The Cleaner and Greener Scrutiny Committee should have considered all of this and looked at the measure as part of H&F Council’s failing strategy for keeping our streets clean. However, when the committee last met on Wednesday, 8th April, Cllr. Eugenie White (Con), the Chair of the committee admitted that her Cabinet colleagues and council officials had even failed to inform her of what they were doing.

Cllr. Wesley Harcourt (Lab), the Shadow Cabinet Member for the Environment (pictured left) asked where and when details of this latest policy change had been published. A senior environment official responded by telling the committee that details had “not been explicit in the budget papers”. Wesley asked the official if he believed H&F Council’s approach was “conducive to transparent government?” The official didn't respond - his silence providing the answer.

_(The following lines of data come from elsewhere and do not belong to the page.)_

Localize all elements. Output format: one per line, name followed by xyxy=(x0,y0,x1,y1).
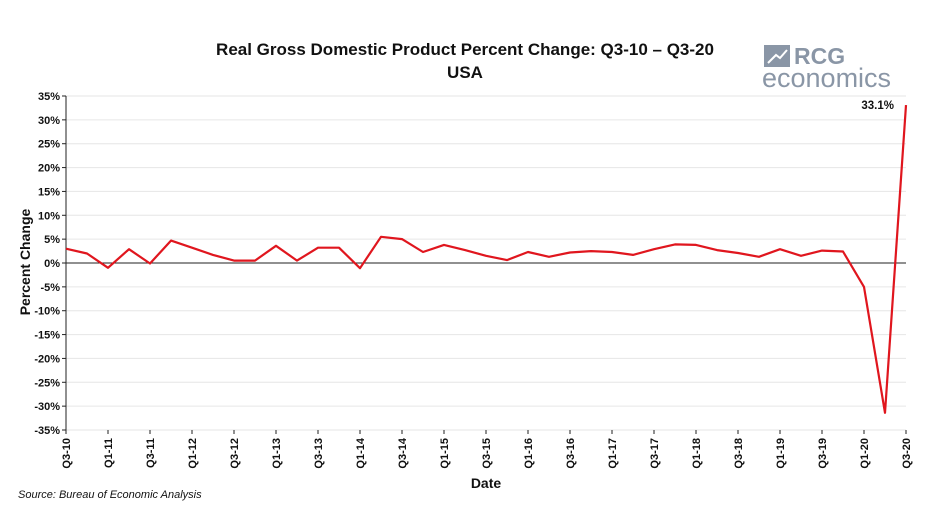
annotation-label: 33.1% xyxy=(861,100,894,112)
x-tick-label: Q1-11 xyxy=(103,438,115,468)
x-tick-label: Q3-17 xyxy=(649,438,661,469)
x-tick-label: Q3-16 xyxy=(565,438,577,469)
y-tick-label: -15% xyxy=(34,330,60,342)
y-tick-label: -25% xyxy=(34,377,60,389)
y-tick-label: -10% xyxy=(34,306,60,318)
x-tick-label: Q1-17 xyxy=(607,438,619,469)
x-tick-label: Q1-15 xyxy=(439,438,451,469)
chart-subtitle: USA xyxy=(447,63,483,82)
x-tick-label: Q1-19 xyxy=(775,438,787,469)
x-tick-label: Q1-20 xyxy=(859,438,871,469)
y-tick-label: -20% xyxy=(34,353,60,365)
x-tick-label: Q1-14 xyxy=(355,437,367,468)
y-tick-label: 30% xyxy=(38,115,60,127)
x-tick-label: Q3-14 xyxy=(397,437,409,468)
x-tick-label: Q3-19 xyxy=(817,438,829,469)
x-tick-label: Q1-13 xyxy=(271,438,283,469)
y-tick-label: 25% xyxy=(38,139,60,151)
x-tick-label: Q3-11 xyxy=(145,438,157,468)
x-tick-label: Q1-16 xyxy=(523,438,535,469)
x-tick-label: Q3-10 xyxy=(61,438,73,469)
chart-title: Real Gross Domestic Product Percent Chan… xyxy=(216,40,714,59)
y-tick-label: 10% xyxy=(38,210,60,222)
y-tick-label: 20% xyxy=(38,163,60,175)
y-tick-label: 35% xyxy=(38,91,60,103)
x-axis-ticks: Q3-10 Q1-11 Q3-11 Q1-12 Q3-12 Q1-13 Q3-13 Q1-14… xyxy=(61,430,913,469)
x-tick-label: Q3-12 xyxy=(229,438,241,469)
rcg-logo: RCG economics xyxy=(762,43,891,93)
logo-rcg-text: RCG xyxy=(794,43,845,69)
series-line xyxy=(65,105,908,414)
source-note: Source: Bureau of Economic Analysis xyxy=(18,489,202,501)
logo-economics-text: economics xyxy=(762,63,891,93)
y-axis-label: Percent Change xyxy=(17,208,33,315)
y-axis-ticks: 35% 30% 25% 20% 15% 10% 5% 0% -5% -10% -15% -20% -25… xyxy=(34,91,66,437)
y-tick-label: 0% xyxy=(44,258,60,270)
y-tick-label: -5% xyxy=(40,282,60,294)
y-tick-label: 5% xyxy=(44,234,60,246)
x-tick-label: Q1-18 xyxy=(691,438,703,469)
x-axis-label: Date xyxy=(471,475,502,491)
y-tick-label: 15% xyxy=(38,186,60,198)
x-tick-label: Q3-18 xyxy=(733,438,745,469)
x-tick-label: Q3-20 xyxy=(901,438,913,469)
y-tick-label: -30% xyxy=(34,401,60,413)
x-tick-label: Q1-12 xyxy=(187,438,199,469)
logo-mark-icon xyxy=(764,45,790,67)
y-tick-label: -35% xyxy=(34,425,60,437)
x-tick-label: Q3-15 xyxy=(481,438,493,469)
x-tick-label: Q3-13 xyxy=(313,438,325,469)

Now, if there’s one department that could do with some scrutiny and advice it’s H&F Council’s beleaguered environment department. Their new garden waste scheme crashed and burned a mere eighteen months after it was triumphantly unveiled (a decision also kept from committee scrutiny); complaints about filthy streets and dog fouling have soared; and few local people have any confidence in the current planning regime.

I suspect that this new residents charge is more to do with the incompetent way this service has been privatised than anything else and that this is the reason the Administration was keen to hide its latest stealth tax from the public’s gaze. I know that when the street scene services were being handed over to SERCO much was missed out. SERCO have been back to H&F Council on a number of occasions successfully seeking many hundreds of thousand of pounds in extra funds.

I am sure the story behind this will all come out in the end. And, when it does, I will ensure that you can read about it here.

Wednesday 1 April 2009

First Lady Visits Charing Cross Hospital’s Maggie’s Centre First

Michelle Obama, the First Lady, today visited the Maggie's Centre at Charing Cross Hospital which was the first stop in a busy day of engagements. Mrs Obama was the guest of Sarah Brown, the Prime Minister’s partner, who is a Patron of Maggie’s. The visit will be a great boost for the patients and staff at the centre which, as reported here, was opened by Sarah Brown last year.

The Maggie’s Centre offers information, psychological and emotional support and practical advice to anyone affected by cancer and is not just open to people who have been diagnosed with cancer, but also to their families, friends and carers. All their services are free of charge and they work in partnership with local NHS Trusts.